Microsoft banks on ‘excellent ties’ to open Skype

Company says VoIP service offers benefits users all over the world

  • By Naushad K. Cherrayil, Staff Reporter
  • Published: 19:11 April 8, 2013
  • Gulf News

Dubai: Local telecom providers are remaining tight-lipped even as local internet and smartphone users are still able to access their Skype connections.

UAE residents have been saying that Skype, the world’s largest Internet-based phone service, has been unblocked since the weekend after being blocked by local telecoms for years; however, questions still remain about which parts of Skype are available. Gulf News was able to access the Skype website and succeeded in making a mobile-to-mobile call to a person overseas. Computer-to-computers calls were also successful. However, our reporters were not able to successfully make mobile-to-mobile or mobile-to-landline calls inside the UAE.

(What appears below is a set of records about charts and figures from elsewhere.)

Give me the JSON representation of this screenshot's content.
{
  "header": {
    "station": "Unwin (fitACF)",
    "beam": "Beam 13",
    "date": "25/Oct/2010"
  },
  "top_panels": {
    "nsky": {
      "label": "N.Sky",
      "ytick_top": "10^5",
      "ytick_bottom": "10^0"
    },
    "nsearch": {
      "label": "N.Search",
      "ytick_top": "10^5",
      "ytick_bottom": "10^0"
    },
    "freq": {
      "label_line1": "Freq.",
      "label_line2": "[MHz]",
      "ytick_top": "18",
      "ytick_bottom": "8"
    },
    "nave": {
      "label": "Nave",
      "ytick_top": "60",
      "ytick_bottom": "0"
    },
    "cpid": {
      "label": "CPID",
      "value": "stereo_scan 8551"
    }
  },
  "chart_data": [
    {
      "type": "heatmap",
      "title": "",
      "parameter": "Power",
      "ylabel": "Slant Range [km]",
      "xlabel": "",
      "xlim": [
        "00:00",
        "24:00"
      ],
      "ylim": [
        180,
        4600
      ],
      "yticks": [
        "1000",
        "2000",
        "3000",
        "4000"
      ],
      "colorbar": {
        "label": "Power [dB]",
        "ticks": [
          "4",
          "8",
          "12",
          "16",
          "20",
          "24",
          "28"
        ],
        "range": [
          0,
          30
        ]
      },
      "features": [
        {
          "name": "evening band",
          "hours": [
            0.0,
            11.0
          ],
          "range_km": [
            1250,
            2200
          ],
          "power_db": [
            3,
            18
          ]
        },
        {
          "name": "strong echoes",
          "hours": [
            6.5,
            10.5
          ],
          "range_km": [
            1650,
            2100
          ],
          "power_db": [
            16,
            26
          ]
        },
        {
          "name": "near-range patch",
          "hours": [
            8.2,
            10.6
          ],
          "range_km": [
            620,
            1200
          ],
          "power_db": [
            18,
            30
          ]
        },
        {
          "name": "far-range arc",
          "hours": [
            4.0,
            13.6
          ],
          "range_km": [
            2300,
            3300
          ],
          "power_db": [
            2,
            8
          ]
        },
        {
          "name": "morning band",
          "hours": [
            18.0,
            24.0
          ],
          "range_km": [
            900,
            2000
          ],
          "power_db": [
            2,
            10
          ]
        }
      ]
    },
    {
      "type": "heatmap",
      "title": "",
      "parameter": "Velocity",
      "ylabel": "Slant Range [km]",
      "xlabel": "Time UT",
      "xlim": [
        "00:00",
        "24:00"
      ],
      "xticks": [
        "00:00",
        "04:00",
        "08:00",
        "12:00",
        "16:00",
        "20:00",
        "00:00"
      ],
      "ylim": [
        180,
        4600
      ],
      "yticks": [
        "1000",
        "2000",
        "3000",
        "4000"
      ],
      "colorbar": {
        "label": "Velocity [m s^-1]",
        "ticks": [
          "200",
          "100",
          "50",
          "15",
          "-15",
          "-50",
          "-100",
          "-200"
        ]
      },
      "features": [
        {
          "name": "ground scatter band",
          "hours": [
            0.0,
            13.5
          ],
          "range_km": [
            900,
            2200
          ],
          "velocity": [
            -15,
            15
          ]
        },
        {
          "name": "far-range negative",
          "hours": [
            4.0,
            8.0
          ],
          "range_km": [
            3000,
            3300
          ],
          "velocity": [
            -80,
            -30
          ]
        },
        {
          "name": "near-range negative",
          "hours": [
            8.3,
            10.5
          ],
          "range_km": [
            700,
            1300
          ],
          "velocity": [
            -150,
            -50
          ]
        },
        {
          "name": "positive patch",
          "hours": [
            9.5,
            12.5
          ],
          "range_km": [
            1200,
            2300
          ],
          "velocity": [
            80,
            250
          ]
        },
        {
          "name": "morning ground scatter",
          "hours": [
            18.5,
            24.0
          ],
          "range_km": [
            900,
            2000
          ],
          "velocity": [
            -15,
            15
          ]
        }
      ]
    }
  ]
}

Du told Gulf News in a statement that the situation with reference to Voice over Internet Protocol (VoIP) topic remains unchanged.

“That has not stopped us from offering unique VoIP solutions to our customers,” the statement said. “We are taking into consideration the growing customer interest in the VoIP area and are working on a few solutions for the UAE market.”

Etisalat did not respond to Gulf News queries.

“The only reason I think Skype has opened up in the UAE is because of Microsoft,” said Hamza Saleem, senior research analyst at IDC. “Microsoft has been trying for a long time to open it in the UAE and has good relations with governments. The US company is leveraging on its excellent ties to open Skype in the UAE.”

He said the directions had been given by the Telecommunications Regulatory Authority before and it was up to the telecom operators when they wanted to open Skype.

Microsoft, which owns Skype, has recently been urging its users to switch to Skype as soon as possible, since it is ending its Windows Live Messenger in certain parts of the world on April 8.

Du is more open to VoIP and they are the “first to open up the VoIP market, but etisalat is more stringent,” Saleem said.

Skype is open in the Du network and works very well. “We, as a company, use Skype to communicate with our international offices,” Du said.

According to an industry expert, opening Skype is not a big issue as many users have been accessing Skype in the UAE for a very long time. One telecom operator in Oman even formed an alliance with WhatsApp when they started losing SMS revenues.

“We’re passionate about the benefit that Skype offers to our users around the world, facilitating communications and enabling collaboration,” Microsoft said in a statement to Gulf News. “We work actively to promote responsible government policies around the world that enable innovation and the many benefits that internet innovations, including Skype, can deliver.”

Skype rates are much lower than the telecom operators rates in the UAE, but Saleem said: “I don’t think there will be a massive decrease in telecom operators’ revenues by opening up Skype.”

Du launched a pre-paid calling card — Hello! — in October 2010 while etisalat launched its VoIP card this year.